If anyone can provide me with authorized written proof from the manufacturer that fire is not a threat with the NT2000 NMES unit, then I will gladly modify the page. Until then, the safety warning about fire with the NMES unit will remain.

A reminder that there are notices all over injurednewborn.com that state that the site is for educational purposes only and that one must seek advice from their doctors. I wrote the site in its entirety and I am NOT a doctor. I am just any other bpi mom. As a matter of fact, you can go to that page and read the very first paragraph which states,

"This information is educational only. Please seek the advice of your specialist for further information, prescription and support."

If anyone wants to continue this conversation, please feel free to do so in private email - francine@injurednewborn.com.
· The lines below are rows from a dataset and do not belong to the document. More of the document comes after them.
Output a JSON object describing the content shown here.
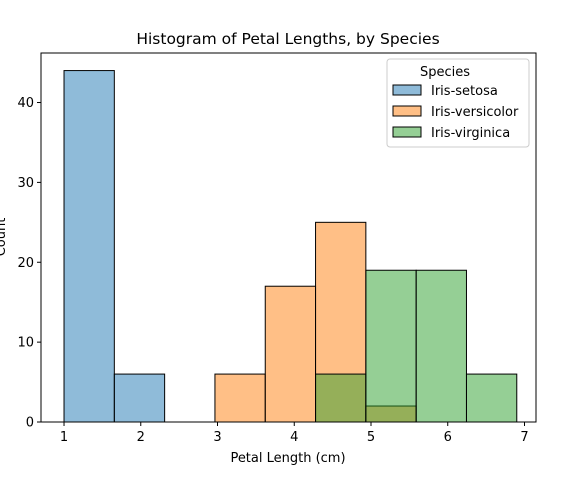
{
  "chart_data": {
    "type": "bar",
    "subtype": "histogram",
    "title": "Histogram of Petal Lengths, by Species",
    "xlabel": "Petal Length (cm)",
    "ylabel": "Count",
    "xlim": [
      0.7,
      7.15
    ],
    "ylim": [
      0,
      46.2
    ],
    "xticks": [
      1,
      2,
      3,
      4,
      5,
      6,
      7
    ],
    "yticks": [
      0,
      10,
      20,
      30,
      40
    ],
    "bin_edges": [
      1.0,
      1.6555,
      2.311,
      2.9665,
      3.622,
      4.2775,
      4.933,
      5.5885,
      6.244,
      6.8995
    ],
    "grid": false,
    "legend": {
      "title": "Species",
      "position": "top-right"
    },
    "series": [
      {
        "name": "Iris-setosa",
        "color": "#1f77b4",
        "values": [
          44,
          6,
          0,
          0,
          0,
          0,
          0,
          0,
          0
        ]
      },
      {
        "name": "Iris-versicolor",
        "color": "#ff7f0e",
        "values": [
          0,
          0,
          0,
          6,
          17,
          25,
          2,
          0,
          0
        ]
      },
      {
        "name": "Iris-virginica",
        "color": "#2ca02c",
        "values": [
          0,
          0,
          0,
          0,
          0,
          6,
          19,
          19,
          6
        ]
      }
    ],
    "bar_opacity": 0.5
  }
}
Re: I need info on how e-stim and constraint therapy works

Posted: Wed Sep 14, 2005 2:50 pm
by dmom
I have found injurednewborn to be an incredibly well-researched and helpful website. As Francine has said, she's never claimed to be a doctor and always refers people to medical professionals. And not once have I found a reference to e-stim killing children!
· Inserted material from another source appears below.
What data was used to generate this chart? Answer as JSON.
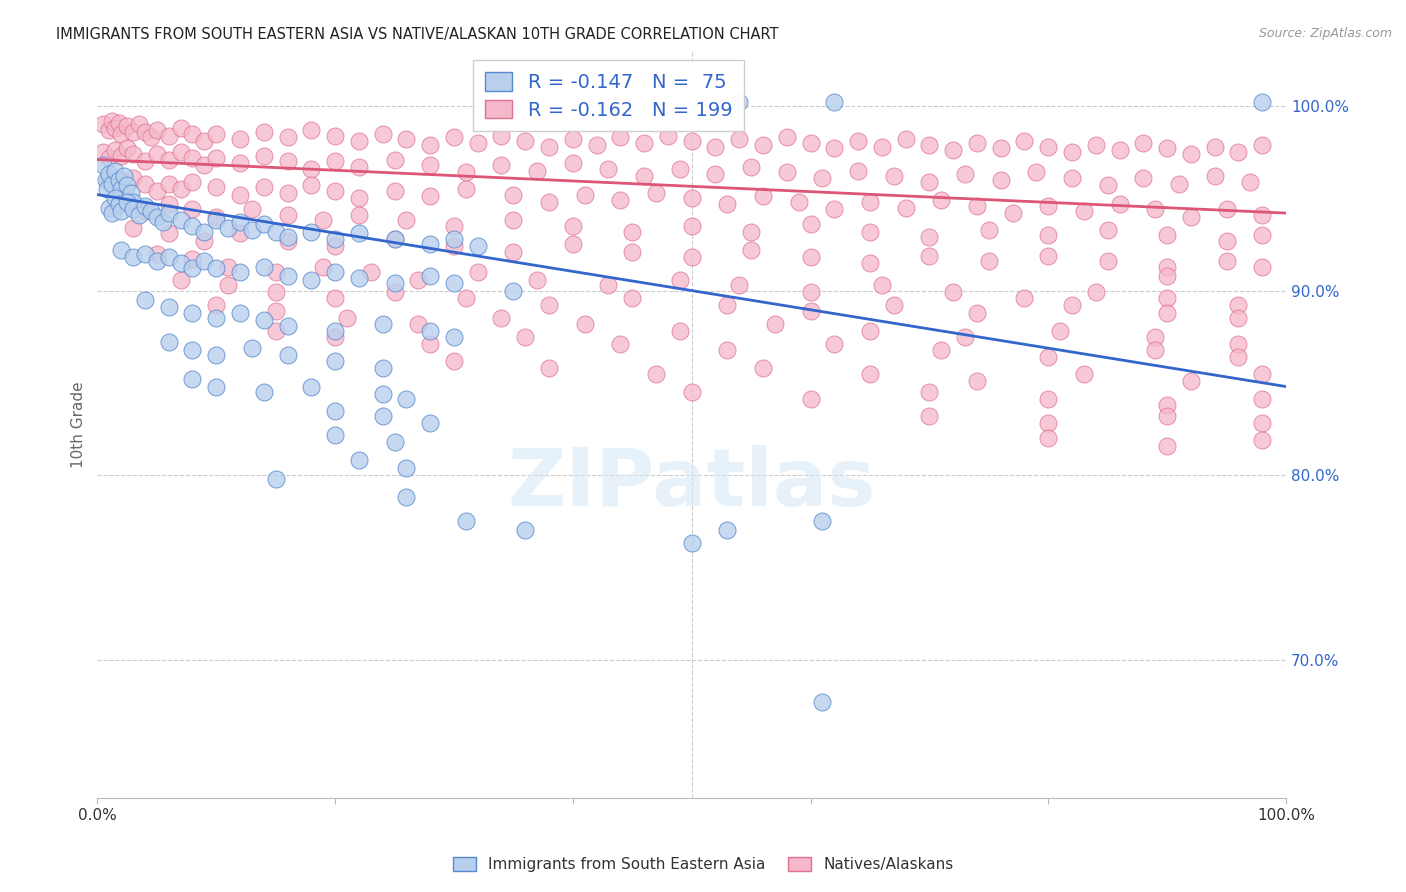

Francine, thank you for all of your great research and helpful info. We've benefited tremendously from it, as have hundreds of other families.

Janet

Re: I need info on how e-stim and constraint therapy works

Posted: Wed Sep 14, 2005 3:16 pm
by bpidad
Everyone should note that opinions on this website as articulated by "authoritative sounding" posters are also not governed by the FDA.

Will

Re: I need info on how e-stim and constraint therapy works

Posted: Wed Sep 14, 2005 3:19 pm
by Kristie
I e-mailed you!!

I hope you get some good feed back!

Many Blessings,
Kristie

Re: I need info on how e-stim and constraint therapy works

Posted: Wed Sep 14, 2005 3:36 pm
by Grandma Lou in NH
Oh no, I hope that this is not turning into another " go around". Can't everyone involved remember the saying, " Do unto others as------------. Francine's website has and continues to be as helpful as any out there with carefully researched and documented info. Thanks, Francine. Also, hopefully more posters can help answer the original posters question. Help was asked for and hopefully will be received.Peace, Lou

Re: I need info on how e-stim and constraint therapy works

Posted: Wed Sep 14, 2005 3:37 pm
by Corinne
Thank you so much for your reply, Francine. I usually stay away from posts which are written only to provoke anger, but I cannot ignore this one. Please know that you are a well respected member of the Brachial Plexus community and most of us recognize and appreciate the work you do to help our children.
People who show repect to others, earn respect from others. People who do not respect others, earn nothing.